Le ministre britannique des Finances, Philip Hammond, s'élève vigoureusement contre une sortie de son pays de l'UE sans accord, assurant qu'il "fera tout" pour que le Parlement y fasse échec, dans un entretien au Monde et au Süddeutsche Zeitung. Alors que Boris Johnson, favori pour remplacer dans cinq jours la Première ministre Theresa May, martèle depuis le début de sa campagne que le Royaume-Uni quittera l'Union européenne le 31 octobre, accord ou pas, M. Hammond juge "impossible de négocier quoi que ce soit" d'ici à cette échéance.

"Si le prochain gouvernement est sincère dans sa volonté de trouver un accord avec l'Europe, il doit tenter d'obtenir plus de temps", affirme-t-il dans cet entretien publié vendredi.

"Je resterai membre de la Chambre des communes", souligne le chancelier de l'Échiquier sortant, qui prévient: "Je ferai tout ce qui est en mon pouvoir depuis ma position pour m'assurer que le Parlement bloque un Brexit sans accord".

Les députés britanniques ont voté jeudi en faveur d'un amendement empêchant le prochain Premier ministre de suspendre le Parlement pour mettre en oeuvre un Brexit sans accord avec l'Union européenne, sans que les parlementaires n'aient leur mot à dire.

Cependant, Philip Hammond dit aussi "ne pas exclure" un vote de défiance contre Boris Johnson et une nouvelle consultation populaire.

"Si nous ne trouvons pas de solution avec les députés, nous devrons peut-être demander aux Britanniques de donner à nouveau leur avis, sous une forme ou une autre", estime-t-il aussi.

"Certains de mes concitoyens sont délibérément bruyants, vulgaires et irréfléchis. Certains tentent de fatiguer les Européens au point qu'ils nous demandent de partir.

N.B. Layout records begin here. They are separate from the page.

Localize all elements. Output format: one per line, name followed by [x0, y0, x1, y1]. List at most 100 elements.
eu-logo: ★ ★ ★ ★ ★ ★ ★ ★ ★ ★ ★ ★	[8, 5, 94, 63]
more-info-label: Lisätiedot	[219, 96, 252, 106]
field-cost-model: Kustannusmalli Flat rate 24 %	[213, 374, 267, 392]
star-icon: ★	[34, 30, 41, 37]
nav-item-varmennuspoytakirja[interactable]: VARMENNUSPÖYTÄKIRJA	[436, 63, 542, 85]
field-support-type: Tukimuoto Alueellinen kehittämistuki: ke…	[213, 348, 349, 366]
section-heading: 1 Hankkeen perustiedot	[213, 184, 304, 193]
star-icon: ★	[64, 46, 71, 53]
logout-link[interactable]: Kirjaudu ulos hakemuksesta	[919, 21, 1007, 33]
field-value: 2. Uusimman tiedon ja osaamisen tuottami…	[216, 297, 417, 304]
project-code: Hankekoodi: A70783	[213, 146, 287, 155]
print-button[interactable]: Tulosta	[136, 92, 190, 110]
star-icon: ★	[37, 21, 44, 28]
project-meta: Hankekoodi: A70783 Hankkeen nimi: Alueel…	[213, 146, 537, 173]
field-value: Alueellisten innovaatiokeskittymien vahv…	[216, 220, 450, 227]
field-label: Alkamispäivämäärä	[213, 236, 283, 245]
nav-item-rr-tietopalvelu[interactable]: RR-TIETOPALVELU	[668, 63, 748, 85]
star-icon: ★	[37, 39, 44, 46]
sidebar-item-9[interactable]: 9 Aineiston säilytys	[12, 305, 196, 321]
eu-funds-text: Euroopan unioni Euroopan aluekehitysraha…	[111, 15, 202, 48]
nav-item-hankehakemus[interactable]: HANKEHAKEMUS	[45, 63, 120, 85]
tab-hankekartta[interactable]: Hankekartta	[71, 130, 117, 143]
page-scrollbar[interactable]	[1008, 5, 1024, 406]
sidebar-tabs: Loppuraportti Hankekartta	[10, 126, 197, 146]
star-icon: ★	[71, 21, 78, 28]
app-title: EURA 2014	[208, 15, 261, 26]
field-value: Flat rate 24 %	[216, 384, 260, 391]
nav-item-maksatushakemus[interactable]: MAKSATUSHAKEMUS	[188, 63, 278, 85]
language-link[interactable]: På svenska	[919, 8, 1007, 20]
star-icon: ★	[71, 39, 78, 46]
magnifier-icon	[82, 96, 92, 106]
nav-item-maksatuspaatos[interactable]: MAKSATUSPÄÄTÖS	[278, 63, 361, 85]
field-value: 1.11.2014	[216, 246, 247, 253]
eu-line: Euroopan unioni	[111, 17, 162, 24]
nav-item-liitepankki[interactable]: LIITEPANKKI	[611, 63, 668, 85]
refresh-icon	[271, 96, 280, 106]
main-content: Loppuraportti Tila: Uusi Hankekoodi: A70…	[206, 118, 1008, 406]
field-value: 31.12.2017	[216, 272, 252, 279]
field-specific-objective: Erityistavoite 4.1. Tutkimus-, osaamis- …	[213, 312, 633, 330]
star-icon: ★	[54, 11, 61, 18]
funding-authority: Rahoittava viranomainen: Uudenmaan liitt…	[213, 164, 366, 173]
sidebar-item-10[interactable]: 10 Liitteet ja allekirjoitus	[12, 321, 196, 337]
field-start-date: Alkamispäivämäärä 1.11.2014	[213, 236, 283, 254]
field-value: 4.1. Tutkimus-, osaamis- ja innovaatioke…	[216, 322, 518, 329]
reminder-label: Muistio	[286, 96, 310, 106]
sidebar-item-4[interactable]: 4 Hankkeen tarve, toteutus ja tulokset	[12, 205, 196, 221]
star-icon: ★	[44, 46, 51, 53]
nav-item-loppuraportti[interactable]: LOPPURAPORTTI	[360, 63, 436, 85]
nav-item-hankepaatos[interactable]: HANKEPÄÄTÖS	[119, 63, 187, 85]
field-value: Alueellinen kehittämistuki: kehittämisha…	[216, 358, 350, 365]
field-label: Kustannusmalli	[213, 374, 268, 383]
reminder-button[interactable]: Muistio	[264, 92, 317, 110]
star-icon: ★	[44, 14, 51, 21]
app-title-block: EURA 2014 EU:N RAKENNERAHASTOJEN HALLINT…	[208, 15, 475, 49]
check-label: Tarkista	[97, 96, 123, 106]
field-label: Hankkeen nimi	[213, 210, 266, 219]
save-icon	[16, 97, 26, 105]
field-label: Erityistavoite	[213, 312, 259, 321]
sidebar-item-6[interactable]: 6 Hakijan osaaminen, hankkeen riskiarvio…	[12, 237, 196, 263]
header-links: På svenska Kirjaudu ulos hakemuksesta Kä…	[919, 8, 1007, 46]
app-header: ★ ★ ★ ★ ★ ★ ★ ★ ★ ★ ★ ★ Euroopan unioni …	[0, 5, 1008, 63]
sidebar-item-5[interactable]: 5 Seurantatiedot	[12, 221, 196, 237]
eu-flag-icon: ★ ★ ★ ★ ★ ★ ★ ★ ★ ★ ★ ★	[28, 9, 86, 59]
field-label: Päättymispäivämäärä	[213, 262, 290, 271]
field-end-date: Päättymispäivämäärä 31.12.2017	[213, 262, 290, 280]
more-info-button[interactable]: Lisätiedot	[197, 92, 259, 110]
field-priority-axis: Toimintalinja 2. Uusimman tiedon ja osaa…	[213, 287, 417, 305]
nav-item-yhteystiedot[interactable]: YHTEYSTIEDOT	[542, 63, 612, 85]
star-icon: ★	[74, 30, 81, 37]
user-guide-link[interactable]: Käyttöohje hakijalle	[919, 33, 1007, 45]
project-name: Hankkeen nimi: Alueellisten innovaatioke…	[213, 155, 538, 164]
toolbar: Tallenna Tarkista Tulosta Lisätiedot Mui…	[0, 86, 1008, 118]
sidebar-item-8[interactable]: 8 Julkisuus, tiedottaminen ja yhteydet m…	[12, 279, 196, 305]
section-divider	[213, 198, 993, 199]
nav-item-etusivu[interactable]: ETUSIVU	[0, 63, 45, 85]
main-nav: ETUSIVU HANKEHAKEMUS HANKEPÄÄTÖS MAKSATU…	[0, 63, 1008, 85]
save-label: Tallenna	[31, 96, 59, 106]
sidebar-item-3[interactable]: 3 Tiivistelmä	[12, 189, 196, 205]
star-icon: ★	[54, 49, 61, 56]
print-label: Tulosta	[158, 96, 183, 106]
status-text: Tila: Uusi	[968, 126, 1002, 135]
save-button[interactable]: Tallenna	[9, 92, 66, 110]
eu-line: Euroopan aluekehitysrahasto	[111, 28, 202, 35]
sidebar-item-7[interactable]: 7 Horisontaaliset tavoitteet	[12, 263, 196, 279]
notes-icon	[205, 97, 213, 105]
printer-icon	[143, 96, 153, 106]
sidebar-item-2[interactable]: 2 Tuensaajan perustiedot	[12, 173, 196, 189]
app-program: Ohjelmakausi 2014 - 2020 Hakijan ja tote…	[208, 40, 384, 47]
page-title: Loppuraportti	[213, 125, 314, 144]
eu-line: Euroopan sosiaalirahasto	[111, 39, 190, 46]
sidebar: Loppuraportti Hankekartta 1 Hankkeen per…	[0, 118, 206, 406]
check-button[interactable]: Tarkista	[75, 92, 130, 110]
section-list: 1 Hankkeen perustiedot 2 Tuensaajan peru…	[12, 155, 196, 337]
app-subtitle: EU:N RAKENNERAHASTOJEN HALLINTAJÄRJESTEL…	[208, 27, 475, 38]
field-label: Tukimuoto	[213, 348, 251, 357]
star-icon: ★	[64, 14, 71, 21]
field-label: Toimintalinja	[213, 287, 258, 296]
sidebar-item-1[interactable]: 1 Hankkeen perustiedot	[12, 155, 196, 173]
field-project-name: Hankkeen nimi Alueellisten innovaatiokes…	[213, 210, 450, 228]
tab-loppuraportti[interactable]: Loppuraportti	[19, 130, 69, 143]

Mais s'il vous plaît, n'écoutez pas cette poignée d'individus", indique-t-il encore, sans confirmer que son propos vise M. Johnson, ex-maire de Londres qui, pour lui, "est un personnage en vérité plus complexe que ce qu'il laisse parfois paraître".

Philip Hammond a prévenu début juillet qu'une sortie de l'Union européenne sans accord grèverait les finances publiques, évoquant un impact de 90 milliards de livres (100 milliards d'euros).